I hate emoticons. They confuse me. I find the English language perfectly adequate for all expressive purposes. Given words are my stock in trade, I’d count myself a failure if I didn’t. Those tiny depictions of some emotion I’m not sure I can understand, nor feel, make me gut-wrenchingly anxious. And yet clearly I’m in the minority – everyone else seems to know exactly when to use the smiley face, the slightly more smiley face, the winky face.
How do you all know which face to pick? Was there a public information campaign I missed? I have tried to join in but trying to pick my way through the subtler complexities of this foreign language leave me feeling inadequate and hostile, like a racist hearing Urdu on a bus. Lordy, I went for 6 of those “crying with laughter” faces when clearly the situation called for 3 winkies and a kiss blowing face, and now my social life is in tatters and I can never leave the house again, nor indeed be trusted near a keyboard.
Like this thing. 🙂 What in God’s good name am I meant to glean from that? Presumably it means something like – I am entirely indifferent and unmoved by all our previous conversation. Whatever warmth or interest you’ve felt emanating from my quarter, consider it void.
How is one meant to respond? Or if not respond – for what response could possibly be appropriate – not take it personally? Matthew Munson – yeah, let’s all talk about him now he’s gone, not like he can answer back – always ends our every online conversation with that bored looking visage, its mocking, luminous features haunted by crippling ennui. Leaves me fretting for days. Presumably it’s meant to mean something like gotcha, understood, goodbye. Isn’t it?
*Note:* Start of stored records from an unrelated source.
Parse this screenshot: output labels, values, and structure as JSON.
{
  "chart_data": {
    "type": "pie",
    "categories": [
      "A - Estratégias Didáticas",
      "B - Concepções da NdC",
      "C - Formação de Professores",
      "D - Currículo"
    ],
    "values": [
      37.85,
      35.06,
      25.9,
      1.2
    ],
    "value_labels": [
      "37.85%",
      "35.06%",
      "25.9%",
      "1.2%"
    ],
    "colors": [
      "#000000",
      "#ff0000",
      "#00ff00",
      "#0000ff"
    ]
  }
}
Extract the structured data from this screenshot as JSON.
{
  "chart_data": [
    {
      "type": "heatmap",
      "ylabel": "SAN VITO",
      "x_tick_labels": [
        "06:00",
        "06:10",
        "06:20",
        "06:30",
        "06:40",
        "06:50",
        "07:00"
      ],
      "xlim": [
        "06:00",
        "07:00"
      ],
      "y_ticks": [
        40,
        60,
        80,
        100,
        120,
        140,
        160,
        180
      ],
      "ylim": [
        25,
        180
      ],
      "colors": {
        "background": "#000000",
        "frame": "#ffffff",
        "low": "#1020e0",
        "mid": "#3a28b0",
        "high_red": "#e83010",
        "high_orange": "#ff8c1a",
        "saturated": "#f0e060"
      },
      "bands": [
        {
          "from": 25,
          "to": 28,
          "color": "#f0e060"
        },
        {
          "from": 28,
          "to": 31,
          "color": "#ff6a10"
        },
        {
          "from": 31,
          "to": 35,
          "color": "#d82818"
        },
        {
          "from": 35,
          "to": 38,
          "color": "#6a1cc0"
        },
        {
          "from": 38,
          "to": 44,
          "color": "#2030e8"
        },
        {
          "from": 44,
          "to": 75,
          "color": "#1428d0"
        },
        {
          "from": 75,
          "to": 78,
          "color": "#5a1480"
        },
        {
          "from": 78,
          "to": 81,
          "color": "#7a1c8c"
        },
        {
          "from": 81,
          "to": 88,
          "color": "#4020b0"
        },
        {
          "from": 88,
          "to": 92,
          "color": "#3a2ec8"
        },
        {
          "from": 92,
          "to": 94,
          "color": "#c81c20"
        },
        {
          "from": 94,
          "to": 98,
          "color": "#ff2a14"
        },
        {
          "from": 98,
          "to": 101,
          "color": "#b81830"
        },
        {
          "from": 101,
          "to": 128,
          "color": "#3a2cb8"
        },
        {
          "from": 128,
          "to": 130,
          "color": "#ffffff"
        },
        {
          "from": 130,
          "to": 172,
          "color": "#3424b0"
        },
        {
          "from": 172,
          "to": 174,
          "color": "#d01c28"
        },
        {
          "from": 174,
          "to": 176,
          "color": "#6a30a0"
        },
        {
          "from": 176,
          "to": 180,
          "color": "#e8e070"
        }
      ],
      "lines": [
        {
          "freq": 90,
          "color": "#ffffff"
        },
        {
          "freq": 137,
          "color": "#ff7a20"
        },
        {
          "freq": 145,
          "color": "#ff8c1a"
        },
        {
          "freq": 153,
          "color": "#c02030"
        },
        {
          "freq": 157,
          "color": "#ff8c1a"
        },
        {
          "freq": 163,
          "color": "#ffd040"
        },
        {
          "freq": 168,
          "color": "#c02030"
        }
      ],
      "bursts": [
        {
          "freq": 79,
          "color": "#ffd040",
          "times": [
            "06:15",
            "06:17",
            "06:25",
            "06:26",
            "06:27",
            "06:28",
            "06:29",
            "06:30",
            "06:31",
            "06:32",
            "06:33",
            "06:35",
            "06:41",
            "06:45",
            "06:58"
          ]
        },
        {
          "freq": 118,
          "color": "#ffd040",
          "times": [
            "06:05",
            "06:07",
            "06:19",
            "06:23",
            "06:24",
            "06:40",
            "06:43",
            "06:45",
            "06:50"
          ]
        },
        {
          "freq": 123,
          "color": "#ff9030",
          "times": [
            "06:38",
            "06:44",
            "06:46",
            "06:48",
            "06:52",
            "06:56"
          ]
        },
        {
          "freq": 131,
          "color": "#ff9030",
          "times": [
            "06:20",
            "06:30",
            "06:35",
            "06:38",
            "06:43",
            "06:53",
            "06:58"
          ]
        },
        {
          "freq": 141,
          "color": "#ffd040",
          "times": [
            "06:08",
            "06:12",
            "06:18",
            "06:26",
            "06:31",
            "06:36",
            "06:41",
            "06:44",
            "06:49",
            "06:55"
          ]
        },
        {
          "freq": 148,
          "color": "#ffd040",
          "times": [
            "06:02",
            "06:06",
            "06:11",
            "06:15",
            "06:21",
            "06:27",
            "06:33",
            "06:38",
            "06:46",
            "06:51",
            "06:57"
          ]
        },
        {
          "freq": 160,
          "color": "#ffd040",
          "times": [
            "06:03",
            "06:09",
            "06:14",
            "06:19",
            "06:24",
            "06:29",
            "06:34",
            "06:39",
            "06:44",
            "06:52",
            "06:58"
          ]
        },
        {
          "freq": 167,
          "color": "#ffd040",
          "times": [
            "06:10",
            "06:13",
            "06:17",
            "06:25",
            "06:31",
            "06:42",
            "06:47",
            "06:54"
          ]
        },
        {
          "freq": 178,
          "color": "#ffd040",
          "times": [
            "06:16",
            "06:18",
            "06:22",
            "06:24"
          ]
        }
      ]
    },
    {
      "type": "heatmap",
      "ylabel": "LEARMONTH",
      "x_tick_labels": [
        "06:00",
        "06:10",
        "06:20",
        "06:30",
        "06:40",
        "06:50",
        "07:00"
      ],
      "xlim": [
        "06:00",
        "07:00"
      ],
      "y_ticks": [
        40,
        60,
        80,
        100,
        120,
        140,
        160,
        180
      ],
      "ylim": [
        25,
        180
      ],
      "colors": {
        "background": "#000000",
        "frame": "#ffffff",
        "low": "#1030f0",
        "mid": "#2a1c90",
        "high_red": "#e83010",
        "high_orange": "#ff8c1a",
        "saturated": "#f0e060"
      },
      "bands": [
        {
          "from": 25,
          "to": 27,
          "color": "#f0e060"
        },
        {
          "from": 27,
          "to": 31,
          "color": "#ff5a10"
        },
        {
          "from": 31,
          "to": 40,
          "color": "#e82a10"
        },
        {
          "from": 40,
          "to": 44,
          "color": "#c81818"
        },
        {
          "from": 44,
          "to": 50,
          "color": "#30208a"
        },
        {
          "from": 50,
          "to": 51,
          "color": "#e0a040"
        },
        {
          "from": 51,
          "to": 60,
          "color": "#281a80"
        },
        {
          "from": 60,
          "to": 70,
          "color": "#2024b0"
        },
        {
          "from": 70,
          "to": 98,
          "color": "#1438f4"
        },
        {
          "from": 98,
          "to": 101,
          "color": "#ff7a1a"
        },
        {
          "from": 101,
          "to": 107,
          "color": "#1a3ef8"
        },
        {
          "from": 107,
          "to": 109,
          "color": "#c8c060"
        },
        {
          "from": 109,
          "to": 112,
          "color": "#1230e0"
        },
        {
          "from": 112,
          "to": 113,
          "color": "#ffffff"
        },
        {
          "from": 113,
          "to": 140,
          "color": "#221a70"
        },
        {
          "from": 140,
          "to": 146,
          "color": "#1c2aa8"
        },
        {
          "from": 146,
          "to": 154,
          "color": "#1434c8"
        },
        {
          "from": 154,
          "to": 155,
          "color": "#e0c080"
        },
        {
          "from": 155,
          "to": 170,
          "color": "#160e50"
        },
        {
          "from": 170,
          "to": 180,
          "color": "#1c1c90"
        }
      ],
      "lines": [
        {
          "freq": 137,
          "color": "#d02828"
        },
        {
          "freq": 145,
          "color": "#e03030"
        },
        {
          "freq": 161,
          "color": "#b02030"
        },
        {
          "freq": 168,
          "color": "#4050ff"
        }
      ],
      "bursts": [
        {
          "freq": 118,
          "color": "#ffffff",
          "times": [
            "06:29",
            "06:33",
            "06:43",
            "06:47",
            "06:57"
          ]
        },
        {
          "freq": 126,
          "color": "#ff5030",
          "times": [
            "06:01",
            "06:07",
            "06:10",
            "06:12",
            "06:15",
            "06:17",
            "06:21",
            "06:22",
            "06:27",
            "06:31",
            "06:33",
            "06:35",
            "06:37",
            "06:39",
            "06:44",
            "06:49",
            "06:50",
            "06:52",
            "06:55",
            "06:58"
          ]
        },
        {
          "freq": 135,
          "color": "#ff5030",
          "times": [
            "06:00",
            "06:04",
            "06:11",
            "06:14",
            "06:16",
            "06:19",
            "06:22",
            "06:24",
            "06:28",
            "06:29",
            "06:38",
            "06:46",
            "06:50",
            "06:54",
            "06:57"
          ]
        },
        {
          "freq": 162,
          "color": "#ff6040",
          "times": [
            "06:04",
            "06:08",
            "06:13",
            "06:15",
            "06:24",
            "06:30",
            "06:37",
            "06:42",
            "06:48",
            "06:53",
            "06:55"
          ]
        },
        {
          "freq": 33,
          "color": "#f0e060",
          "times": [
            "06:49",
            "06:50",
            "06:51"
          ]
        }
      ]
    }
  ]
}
Please tell me it is.
The poet Jonathan Terranova also ends his every interaction with that same passive-aggressive grimace, and he has every word and then some at his disposal. His latest collection is called The Death of Marlon Brando, and it presents Kentish life and cityscapes with rueful affection and effortless eloquence. But what do I get from him? A yellow cartoon blob. Even when he’s begging me to plug his work in The Isle of Thanet News, which, if only he’d articulated in sentences rather than hieroglyphics, I might have considered. For cash. Maybe next time Jonathan.
And those six different options for responding to Facebook posts unnerve me too. Aren’t we all likely to forget there’s any other response to information beyond like, love, sad, amused, angry, surprised? What about indifference, contempt, schaudenfraude? Or, I’m sick with jealousy over your tiny triumph, but aware I have to look publicly pleased for you?
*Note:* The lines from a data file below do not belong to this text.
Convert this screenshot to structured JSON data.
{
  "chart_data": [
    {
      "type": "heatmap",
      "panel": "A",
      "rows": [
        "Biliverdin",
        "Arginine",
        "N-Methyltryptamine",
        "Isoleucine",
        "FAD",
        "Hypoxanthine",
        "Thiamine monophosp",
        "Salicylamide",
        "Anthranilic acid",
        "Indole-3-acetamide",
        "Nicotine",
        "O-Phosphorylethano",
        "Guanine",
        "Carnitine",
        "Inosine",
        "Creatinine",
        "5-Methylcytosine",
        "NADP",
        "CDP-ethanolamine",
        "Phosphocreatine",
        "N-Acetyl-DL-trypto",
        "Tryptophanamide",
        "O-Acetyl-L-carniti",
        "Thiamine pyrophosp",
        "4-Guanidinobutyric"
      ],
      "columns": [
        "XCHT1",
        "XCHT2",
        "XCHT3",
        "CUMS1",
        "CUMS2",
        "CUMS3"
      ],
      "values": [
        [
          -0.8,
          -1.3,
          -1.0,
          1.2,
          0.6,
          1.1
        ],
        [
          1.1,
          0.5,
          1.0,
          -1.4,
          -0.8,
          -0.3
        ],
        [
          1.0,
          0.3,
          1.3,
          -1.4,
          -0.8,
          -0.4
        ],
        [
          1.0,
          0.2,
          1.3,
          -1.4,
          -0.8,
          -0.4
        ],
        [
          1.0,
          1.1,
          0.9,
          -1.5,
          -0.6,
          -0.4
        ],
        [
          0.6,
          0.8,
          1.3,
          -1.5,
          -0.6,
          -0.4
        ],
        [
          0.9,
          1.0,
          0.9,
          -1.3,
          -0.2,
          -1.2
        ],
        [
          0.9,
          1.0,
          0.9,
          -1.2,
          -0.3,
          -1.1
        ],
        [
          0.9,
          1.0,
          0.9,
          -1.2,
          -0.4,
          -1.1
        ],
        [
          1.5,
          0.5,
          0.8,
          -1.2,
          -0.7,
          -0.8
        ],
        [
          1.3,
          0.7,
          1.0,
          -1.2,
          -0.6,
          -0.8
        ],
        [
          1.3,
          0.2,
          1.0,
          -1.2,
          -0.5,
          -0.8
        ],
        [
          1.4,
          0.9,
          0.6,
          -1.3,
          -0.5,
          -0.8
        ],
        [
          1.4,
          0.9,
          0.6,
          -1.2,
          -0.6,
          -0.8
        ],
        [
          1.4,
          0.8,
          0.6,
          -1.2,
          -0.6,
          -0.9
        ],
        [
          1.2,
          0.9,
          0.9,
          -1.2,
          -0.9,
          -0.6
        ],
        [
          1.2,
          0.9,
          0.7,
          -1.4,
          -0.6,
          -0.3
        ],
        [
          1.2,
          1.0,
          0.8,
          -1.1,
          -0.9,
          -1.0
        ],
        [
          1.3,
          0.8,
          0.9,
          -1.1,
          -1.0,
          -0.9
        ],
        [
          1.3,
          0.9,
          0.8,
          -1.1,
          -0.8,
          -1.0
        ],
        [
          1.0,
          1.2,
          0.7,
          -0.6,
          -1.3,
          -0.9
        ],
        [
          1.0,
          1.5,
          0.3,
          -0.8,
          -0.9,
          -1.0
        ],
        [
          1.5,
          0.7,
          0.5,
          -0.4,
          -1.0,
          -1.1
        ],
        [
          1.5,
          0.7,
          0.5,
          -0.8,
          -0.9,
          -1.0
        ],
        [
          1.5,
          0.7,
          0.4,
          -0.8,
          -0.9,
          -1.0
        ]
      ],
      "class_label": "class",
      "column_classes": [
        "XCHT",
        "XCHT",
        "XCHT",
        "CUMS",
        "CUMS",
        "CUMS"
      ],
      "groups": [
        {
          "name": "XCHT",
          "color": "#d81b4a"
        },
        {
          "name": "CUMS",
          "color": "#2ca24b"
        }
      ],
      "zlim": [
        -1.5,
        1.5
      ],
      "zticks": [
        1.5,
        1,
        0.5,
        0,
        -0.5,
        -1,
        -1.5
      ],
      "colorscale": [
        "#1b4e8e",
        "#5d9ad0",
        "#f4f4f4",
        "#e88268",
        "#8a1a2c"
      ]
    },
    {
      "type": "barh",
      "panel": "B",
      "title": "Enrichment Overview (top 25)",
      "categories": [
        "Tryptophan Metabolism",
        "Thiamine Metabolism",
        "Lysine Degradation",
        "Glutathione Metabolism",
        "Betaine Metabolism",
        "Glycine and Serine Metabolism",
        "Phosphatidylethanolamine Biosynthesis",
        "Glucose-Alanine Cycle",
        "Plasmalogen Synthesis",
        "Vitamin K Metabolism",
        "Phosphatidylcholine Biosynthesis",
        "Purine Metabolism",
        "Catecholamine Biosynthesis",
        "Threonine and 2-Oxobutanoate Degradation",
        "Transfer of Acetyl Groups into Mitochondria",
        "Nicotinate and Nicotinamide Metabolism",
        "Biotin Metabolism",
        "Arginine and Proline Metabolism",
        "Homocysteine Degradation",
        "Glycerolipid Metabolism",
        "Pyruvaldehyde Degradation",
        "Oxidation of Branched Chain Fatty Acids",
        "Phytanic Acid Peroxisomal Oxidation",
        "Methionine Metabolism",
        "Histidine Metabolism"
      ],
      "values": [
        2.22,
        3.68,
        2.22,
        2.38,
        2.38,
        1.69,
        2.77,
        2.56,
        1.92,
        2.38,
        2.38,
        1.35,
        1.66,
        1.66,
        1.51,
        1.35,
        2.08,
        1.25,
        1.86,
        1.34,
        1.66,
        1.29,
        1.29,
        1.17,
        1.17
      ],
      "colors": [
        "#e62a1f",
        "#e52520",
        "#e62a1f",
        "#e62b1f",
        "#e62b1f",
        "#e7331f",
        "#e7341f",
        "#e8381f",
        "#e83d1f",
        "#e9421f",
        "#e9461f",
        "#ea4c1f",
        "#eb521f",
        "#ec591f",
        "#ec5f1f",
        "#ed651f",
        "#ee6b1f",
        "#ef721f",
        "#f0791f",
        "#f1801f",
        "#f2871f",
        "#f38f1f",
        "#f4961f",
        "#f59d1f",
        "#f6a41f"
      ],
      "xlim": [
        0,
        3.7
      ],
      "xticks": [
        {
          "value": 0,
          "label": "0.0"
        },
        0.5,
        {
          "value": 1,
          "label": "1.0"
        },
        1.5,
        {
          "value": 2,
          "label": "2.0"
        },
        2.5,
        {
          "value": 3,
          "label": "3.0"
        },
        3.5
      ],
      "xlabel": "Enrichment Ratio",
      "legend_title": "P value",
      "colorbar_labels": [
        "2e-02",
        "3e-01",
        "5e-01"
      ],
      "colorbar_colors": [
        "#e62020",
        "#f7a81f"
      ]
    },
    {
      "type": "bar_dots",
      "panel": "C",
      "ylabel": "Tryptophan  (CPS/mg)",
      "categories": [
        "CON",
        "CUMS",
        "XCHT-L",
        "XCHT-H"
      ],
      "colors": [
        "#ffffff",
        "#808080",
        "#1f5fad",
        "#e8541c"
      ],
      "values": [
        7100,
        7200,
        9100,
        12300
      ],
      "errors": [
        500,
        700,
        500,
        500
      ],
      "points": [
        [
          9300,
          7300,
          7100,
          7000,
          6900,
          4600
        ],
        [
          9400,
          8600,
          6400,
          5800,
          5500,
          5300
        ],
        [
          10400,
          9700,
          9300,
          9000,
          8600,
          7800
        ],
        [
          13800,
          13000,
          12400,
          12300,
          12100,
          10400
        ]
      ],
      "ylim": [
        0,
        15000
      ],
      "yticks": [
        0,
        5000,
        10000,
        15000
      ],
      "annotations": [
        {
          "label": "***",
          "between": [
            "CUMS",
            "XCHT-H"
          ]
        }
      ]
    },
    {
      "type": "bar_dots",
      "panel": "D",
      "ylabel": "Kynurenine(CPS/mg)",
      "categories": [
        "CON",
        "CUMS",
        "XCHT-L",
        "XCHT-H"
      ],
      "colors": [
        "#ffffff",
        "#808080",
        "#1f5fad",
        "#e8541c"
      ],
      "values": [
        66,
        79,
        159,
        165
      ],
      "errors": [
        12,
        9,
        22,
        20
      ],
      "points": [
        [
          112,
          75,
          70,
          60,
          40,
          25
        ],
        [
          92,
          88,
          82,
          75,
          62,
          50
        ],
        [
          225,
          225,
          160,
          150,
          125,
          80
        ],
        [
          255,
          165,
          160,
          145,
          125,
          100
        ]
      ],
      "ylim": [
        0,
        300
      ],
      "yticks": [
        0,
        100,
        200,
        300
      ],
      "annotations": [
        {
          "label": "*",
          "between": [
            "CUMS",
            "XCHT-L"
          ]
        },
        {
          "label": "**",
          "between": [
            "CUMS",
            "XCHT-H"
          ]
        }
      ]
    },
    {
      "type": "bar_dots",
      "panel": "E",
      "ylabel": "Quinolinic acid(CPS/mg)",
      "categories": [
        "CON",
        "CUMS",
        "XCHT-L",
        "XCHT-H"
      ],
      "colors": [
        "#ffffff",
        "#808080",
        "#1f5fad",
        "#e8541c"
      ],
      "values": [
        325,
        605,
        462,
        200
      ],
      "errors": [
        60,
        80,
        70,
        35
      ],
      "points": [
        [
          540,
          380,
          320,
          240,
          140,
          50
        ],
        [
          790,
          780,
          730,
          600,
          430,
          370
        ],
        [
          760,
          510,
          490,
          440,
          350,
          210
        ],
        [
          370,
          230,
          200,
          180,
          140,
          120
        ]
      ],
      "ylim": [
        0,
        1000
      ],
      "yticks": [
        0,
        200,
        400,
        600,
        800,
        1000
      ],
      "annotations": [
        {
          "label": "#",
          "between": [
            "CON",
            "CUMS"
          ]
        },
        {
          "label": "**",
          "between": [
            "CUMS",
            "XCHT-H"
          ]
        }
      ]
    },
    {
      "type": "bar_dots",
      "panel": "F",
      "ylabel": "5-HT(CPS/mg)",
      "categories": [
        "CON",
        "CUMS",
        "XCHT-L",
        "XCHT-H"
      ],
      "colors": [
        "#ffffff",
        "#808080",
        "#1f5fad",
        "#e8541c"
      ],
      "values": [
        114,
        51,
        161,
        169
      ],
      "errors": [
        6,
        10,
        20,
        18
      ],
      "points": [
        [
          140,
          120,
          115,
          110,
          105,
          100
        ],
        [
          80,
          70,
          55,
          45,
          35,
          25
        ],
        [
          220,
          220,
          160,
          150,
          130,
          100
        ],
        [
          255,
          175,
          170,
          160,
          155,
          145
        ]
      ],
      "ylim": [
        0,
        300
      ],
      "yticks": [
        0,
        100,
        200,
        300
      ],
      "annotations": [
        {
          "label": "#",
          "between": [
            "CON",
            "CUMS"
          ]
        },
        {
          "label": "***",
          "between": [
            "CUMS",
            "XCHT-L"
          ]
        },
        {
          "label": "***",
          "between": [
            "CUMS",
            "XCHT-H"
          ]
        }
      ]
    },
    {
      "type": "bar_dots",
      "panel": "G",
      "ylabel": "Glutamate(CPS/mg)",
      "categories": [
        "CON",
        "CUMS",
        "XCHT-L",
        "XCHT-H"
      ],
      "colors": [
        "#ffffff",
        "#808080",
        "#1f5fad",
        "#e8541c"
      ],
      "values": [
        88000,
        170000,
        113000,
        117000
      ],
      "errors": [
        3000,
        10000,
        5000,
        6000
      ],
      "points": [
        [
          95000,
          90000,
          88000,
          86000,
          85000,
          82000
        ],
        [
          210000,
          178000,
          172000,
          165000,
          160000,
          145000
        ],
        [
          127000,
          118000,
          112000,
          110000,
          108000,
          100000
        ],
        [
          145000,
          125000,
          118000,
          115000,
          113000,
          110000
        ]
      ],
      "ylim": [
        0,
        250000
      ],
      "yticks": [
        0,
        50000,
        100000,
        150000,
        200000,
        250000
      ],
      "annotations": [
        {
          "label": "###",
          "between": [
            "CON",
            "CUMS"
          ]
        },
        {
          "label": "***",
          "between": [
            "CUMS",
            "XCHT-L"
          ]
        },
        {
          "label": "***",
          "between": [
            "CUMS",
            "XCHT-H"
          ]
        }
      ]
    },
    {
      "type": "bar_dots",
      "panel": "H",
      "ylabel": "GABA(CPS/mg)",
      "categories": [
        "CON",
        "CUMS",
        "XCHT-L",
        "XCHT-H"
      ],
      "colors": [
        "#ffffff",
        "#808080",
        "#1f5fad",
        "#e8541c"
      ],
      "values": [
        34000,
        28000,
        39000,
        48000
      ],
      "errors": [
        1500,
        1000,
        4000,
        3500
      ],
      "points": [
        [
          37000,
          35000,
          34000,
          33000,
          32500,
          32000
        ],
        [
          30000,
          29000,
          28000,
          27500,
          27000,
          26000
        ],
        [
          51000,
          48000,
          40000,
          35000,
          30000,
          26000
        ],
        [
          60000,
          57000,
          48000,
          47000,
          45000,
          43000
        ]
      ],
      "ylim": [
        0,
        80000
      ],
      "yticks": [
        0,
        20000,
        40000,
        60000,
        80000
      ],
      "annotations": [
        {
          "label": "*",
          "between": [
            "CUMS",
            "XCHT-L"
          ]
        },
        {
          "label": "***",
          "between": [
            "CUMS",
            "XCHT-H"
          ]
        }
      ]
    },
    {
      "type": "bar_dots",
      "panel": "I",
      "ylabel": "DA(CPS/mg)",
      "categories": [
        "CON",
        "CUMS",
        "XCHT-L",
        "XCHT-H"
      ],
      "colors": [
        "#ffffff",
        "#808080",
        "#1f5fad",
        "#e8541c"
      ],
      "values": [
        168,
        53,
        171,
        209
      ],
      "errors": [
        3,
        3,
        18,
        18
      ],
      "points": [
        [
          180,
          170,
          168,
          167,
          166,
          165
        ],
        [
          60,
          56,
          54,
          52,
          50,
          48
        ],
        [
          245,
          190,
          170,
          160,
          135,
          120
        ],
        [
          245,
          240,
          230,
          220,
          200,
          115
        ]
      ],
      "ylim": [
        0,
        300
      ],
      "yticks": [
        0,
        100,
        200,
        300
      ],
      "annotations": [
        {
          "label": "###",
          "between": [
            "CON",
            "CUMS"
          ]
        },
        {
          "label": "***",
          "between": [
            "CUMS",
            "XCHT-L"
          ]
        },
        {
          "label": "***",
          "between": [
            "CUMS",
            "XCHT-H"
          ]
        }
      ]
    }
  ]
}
Where’s the emoticon for – look, I’m basically dead on the inside, I’ve felt nothing beyond infinite self-pity since my teens, but hey, we all know your boyfriend’s cheating, Maureen, so fine, I’ll ‘love’ your blurred, inadequate picture of your ugly cat. Happy now? Does the clearly feigned love of a casual acquaintance provide a brief substitute for the real thing? I do wish I could be so easily satisfied.
I’m starting to see the value of the emoticon. Words can get you in way too much trouble; give too much away, however you try to use them to obfuscate and conceal. Why be open about your feelings when you can merely hint at them with a little symbol? How very British. Like leaving kisses at the end of every message, which is also a peculiarly British phenomenon, baffling to Europeans and Americans alike. I send kisses to people for whom I would cross cities, nay continents, barefoot and bleeding, to avoid. I suppose emojis are just another kind of deception, brighter and brasher than words, easier to hide behind.
But if we lose the ability to express ourselves truthfully, subtly, might we not also grow deaf to our actual feelings, and their subtle, insistent truth?